Editor: The end of a recent uni-gendered focus group convinced me that Cavendish Farms was considering leaving P.E.I. One of the other nine men was convinced that Moosehead was leaving the Maritimes. The only other corporate names mentioned were Hershey and McCain’s.
We were not asked to remain confidential so I can tell you that the discussion was moderated by an intelligent young man with excellent people skills who walked us through a variety of scenarios in which it became abundantly clear that some major corporation was examining how to protect its brand image while exiting a community of operations traditionally associated with their brand.

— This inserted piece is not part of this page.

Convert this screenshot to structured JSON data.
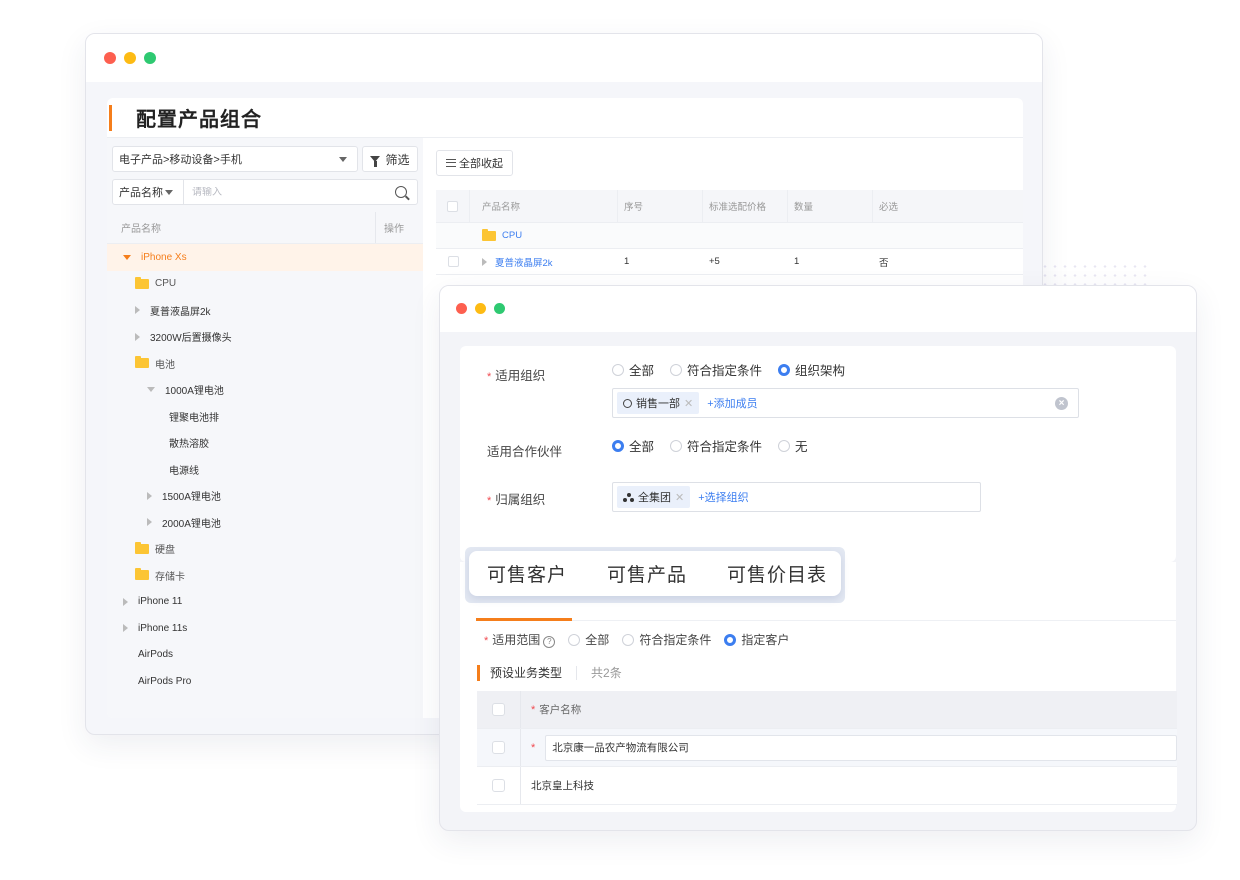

And so I am given real cause to wonder if the recent application to lift the moratorium on deep wells isn’t part of a strategy. I see it two possible ways: perhaps they plan to leave regardless and hope their application is rejected which gives them “cause” or a reason to complain, or conversely, the focus group was intended to create a rumble so that the application would have a better chance of approval. After all, for $100 (cash) — rumoured to have been $75 for women’s groups — I can’t imagine any of us would have refused a non-disclosure. Or, perhaps, Saint John, N.B., is headed for heartache.

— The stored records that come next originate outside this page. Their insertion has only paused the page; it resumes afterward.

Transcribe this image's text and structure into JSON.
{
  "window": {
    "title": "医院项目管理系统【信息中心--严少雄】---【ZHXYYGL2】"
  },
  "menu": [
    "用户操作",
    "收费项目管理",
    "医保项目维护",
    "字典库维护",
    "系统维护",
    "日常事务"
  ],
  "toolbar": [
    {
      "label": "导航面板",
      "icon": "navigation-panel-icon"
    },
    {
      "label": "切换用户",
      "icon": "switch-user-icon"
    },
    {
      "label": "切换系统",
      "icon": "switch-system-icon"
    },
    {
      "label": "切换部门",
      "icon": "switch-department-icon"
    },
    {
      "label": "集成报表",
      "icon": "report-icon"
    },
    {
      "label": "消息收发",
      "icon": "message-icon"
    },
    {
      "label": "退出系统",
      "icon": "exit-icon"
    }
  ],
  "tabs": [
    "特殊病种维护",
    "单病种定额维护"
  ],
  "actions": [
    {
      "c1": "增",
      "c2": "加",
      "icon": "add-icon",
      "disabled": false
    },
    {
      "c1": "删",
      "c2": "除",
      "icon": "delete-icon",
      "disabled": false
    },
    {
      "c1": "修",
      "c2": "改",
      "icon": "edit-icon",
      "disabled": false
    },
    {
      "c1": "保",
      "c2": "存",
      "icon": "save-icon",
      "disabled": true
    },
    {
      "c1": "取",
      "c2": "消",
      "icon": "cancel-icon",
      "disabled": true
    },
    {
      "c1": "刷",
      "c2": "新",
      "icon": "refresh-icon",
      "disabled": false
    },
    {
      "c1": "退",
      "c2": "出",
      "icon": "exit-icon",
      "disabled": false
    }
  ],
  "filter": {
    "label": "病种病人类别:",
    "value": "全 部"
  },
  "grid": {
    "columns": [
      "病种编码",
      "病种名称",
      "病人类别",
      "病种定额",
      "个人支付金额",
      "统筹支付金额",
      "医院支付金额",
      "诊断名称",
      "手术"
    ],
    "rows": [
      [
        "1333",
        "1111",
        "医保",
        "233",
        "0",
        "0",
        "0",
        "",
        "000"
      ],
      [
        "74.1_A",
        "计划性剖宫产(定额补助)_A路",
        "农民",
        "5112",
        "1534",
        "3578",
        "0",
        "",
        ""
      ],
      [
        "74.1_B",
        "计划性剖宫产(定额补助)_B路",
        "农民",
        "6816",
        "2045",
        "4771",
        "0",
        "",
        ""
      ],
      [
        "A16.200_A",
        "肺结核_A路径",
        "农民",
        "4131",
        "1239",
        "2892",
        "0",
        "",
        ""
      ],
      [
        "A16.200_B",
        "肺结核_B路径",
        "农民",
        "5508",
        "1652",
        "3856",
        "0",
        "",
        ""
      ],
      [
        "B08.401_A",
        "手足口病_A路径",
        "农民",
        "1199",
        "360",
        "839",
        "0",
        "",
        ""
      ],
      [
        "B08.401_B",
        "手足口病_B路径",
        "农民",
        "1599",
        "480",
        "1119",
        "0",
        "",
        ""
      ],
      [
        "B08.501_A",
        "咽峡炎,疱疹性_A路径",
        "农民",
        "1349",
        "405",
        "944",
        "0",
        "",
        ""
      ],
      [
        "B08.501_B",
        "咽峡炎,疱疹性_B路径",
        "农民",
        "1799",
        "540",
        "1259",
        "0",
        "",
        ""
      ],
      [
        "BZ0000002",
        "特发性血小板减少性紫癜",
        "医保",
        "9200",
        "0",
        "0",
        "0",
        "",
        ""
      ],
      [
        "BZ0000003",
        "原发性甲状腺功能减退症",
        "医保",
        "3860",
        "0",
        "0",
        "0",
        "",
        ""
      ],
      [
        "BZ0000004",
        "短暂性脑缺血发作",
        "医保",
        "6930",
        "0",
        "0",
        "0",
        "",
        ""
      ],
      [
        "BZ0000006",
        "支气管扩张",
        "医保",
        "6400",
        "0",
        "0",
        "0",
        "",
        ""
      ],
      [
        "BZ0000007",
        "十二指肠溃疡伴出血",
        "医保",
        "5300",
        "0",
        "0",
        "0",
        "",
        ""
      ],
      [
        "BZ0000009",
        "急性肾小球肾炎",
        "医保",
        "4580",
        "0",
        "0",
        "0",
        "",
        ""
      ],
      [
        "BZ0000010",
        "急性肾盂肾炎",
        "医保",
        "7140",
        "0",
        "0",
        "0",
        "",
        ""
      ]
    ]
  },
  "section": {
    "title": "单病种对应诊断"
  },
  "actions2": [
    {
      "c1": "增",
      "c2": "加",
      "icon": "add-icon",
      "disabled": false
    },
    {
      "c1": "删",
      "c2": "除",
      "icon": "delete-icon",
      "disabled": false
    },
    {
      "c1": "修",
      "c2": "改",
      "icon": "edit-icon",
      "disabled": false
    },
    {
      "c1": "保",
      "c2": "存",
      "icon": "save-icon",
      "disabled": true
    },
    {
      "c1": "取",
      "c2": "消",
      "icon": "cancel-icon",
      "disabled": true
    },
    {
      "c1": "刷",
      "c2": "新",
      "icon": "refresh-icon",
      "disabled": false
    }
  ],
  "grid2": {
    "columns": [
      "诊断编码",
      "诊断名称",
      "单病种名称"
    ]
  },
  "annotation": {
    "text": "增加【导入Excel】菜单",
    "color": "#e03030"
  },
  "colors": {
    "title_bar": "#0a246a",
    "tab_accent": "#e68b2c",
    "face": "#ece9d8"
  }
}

If we, everyone, can stop denying that chemical residues in the air (food, water, etc.) are causing real harm to health in P.E.I., and that agriculture is part of that picture, and agree to face the problem together, and do it with respect for our farmers, and if additionally we have unfettered access to the science about water resources, and if we have a hearty discussion for a year or two, then perhaps we should consider Irving’s application. Otherwise I think they should make do with their 33,000 pounds per acre. What besides water gets us to that ridiculous 60,000-pound figure they have? I’ll bet there are chemical companies seeing this as an opportunity.